- Hem Heath Location within Staffordshire
- OS grid reference: SJ8841
- District: Stoke-on-Trent;
- Shire county: Staffordshire;
- Region: West Midlands;
- Country: England
- Sovereign state: United Kingdom
- Post town: Stoke-on-Trent
- Postcode district: ST4
- Dialling code: 01782
- Police: Staffordshire
- Fire: Staffordshire
- Ambulance: West Midlands
- UK Parliament: Stoke-on-Trent;

= Hem Heath =

District of Stoke-on-Trent, England

Hem Heath is a district of Stoke-on-Trent in Staffordshire, England. It is just south of the Bet365 Stadium, which was built on the former Hem Heath Colliery.

The nature reserve Hem Heath Woods is nearby.

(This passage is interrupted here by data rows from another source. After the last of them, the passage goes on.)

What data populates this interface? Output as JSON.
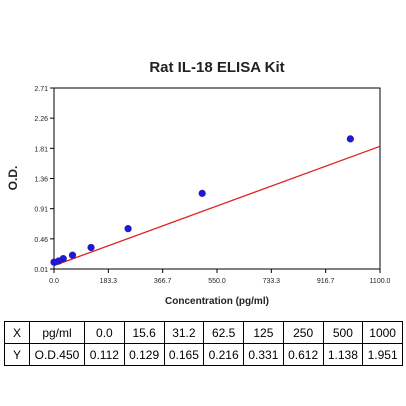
{
  "chart_data": {
    "type": "scatter",
    "title": "Rat IL-18 ELISA Kit",
    "xlabel": "Concentration (pg/ml)",
    "ylabel": "O.D.",
    "xlim": [
      0,
      1100
    ],
    "ylim": [
      0.01,
      2.71
    ],
    "x_ticks": [
      "0.0",
      "183.3",
      "366.7",
      "550.0",
      "733.3",
      "916.7",
      "1100.0"
    ],
    "y_ticks": [
      "0.01",
      "0.46",
      "0.91",
      "1.36",
      "1.81",
      "2.26",
      "2.71"
    ],
    "grid": false,
    "series": [
      {
        "type": "scatter",
        "x": [
          0,
          15.6,
          31.2,
          62.5,
          125,
          250,
          500,
          1000
        ],
        "y": [
          0.112,
          0.129,
          0.165,
          0.216,
          0.331,
          0.612,
          1.138,
          1.951
        ],
        "color": "#1a1adb"
      },
      {
        "type": "line",
        "x": [
          0,
          1100
        ],
        "y": [
          0.06,
          1.84
        ],
        "color": "#e02020"
      }
    ]
  },
  "table": {
    "rows": [
      {
        "label": "X",
        "unit": "pg/ml",
        "values": [
          "0.0",
          "15.6",
          "31.2",
          "62.5",
          "125",
          "250",
          "500",
          "1000"
        ]
      },
      {
        "label": "Y",
        "unit": "O.D.450",
        "values": [
          "0.112",
          "0.129",
          "0.165",
          "0.216",
          "0.331",
          "0.612",
          "1.138",
          "1.951"
        ]
      }
    ]
  }
}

The land is also home to several newly built housing estates, as well as multiple industrial units for companies such as Amazon and EON.

Smaller retailers also maintain sites such as Greene King's Hem Heath Pub , Aldi, and Wingers fast food

==History==
Hem Heath is believed to have first been referenced in the early 1600's under the name Brend (or Burnt) Heath and Whrethornes (or Horthornes) and was used to pasture sheep and other cattle due to its covering in Furze and Gorse.

The land was believed to have been part of the Trentham Estate, owned by the Leveson-Gower Family since 1540.

Hem Heath was then recorded on The Yates map of 1775, where the land that now makes up Hem Heath Woods being marked as being a park. with a turnpike being created in 1771, linking Trentham and Longton.

In 1847, the land was split in half with the construction of the North Staffordshire Railway, with the land being assigned to the Trentham estate.

In 1924, the Staffordshire Coal and Iron Company purchased the land north of the woods and founded the Hem Heath colliery. Privately owned until the national coal board came into ownership of the land and mine as part of nationalisation in 1947.

After the closure of the Colliery in 1997, the land was then acquired by Staffordshire wildlife trust and now maintain Hem Heath Woods.